I have never seen, with all due respect to other federal agencies, I have never
seen eighth graders sit up in there chair and say when I grow up I want to
be an NSF researcher or an NIH researcher. With all due respect to those agencies,
they do important scientific work, but they are unknown and invisible at the
age where people choose what they want to be when they grow up.
And so what worries me is if you take away the manned program, a program which if
you advance frontiers you make.. heroes are made. OK?
There's a force operating on the educational pipeline that will stimulate the formation
of scientists, engineers, mathemeticians and technlogists... the STEM research fields.
You birth these people into society, there the ones that make tomorrow come.
The foundations of economies in this the 21st century will issue forth from investments
we make in science and technolgy.. THAT we've known since the dawn of the industrial revolution.
We have known that those nations that embrace those investments are those that lead the world.
America is fading right now... fading.
By the way, how much does NASA cost? It's a half a penny on a dollar.
Did you know that!?
That people that say, "why are we spending money up here...?" I asked them how much
do you think we're spending? They say five cents, ten cents on a dollar.

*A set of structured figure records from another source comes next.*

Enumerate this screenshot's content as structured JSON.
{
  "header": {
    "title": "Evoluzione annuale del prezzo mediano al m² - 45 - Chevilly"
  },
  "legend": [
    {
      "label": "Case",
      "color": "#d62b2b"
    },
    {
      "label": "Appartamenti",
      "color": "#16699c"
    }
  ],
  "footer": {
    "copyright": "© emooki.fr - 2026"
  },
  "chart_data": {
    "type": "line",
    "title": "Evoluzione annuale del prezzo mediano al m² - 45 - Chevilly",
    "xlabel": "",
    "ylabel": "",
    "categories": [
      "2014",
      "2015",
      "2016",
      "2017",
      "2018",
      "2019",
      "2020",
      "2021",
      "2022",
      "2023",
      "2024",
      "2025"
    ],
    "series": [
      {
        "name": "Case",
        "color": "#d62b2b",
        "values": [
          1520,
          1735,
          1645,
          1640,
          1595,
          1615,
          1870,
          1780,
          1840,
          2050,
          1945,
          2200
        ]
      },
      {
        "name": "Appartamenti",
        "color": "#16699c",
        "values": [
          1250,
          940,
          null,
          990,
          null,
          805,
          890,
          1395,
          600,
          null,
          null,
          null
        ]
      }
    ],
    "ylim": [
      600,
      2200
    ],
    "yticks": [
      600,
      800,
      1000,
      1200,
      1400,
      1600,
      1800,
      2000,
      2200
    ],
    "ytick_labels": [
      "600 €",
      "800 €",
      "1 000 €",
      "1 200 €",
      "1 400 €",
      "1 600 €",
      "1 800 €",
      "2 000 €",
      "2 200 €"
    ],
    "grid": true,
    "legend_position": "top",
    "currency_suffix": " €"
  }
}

It's a half a penny!... a half a penny.
That buys the space station, the space shuttles, all the NASA centers, the rovers, the Hubble
telescope, all the astronauts... all of that.
Nobody's dreaming about tomorrow anymore.
*NASA* knows how to dream about tomorrow.
If the funding can accomdate it, if the funding can empower it, if the funding can enable it.
Yeah you need good teachers, no doubt about it. But teachers come and go. Because I go to the next grade.
Teachers can help light a flame, but I need something to keep the flame fanned.
It's about the *effect* of NASA on who and what we are as a nation.
What we have been as a nation, perhaps for a while there took it for granted.
I see that the most powerful partical accellerators are in some other country, the fastest
trains are built by Germany and are running in China right now. I see our infrastructure collapsing.
No one dreaming about tomorrow, and everybody thinks they can put a band-aid on one problem or another.
The most powerful agency on the dreams of a nation is currently underfunded to do what it needs to
be doing and that's making dreams come true... and at a half a penny on a dollar...
How much would you pay for the universe?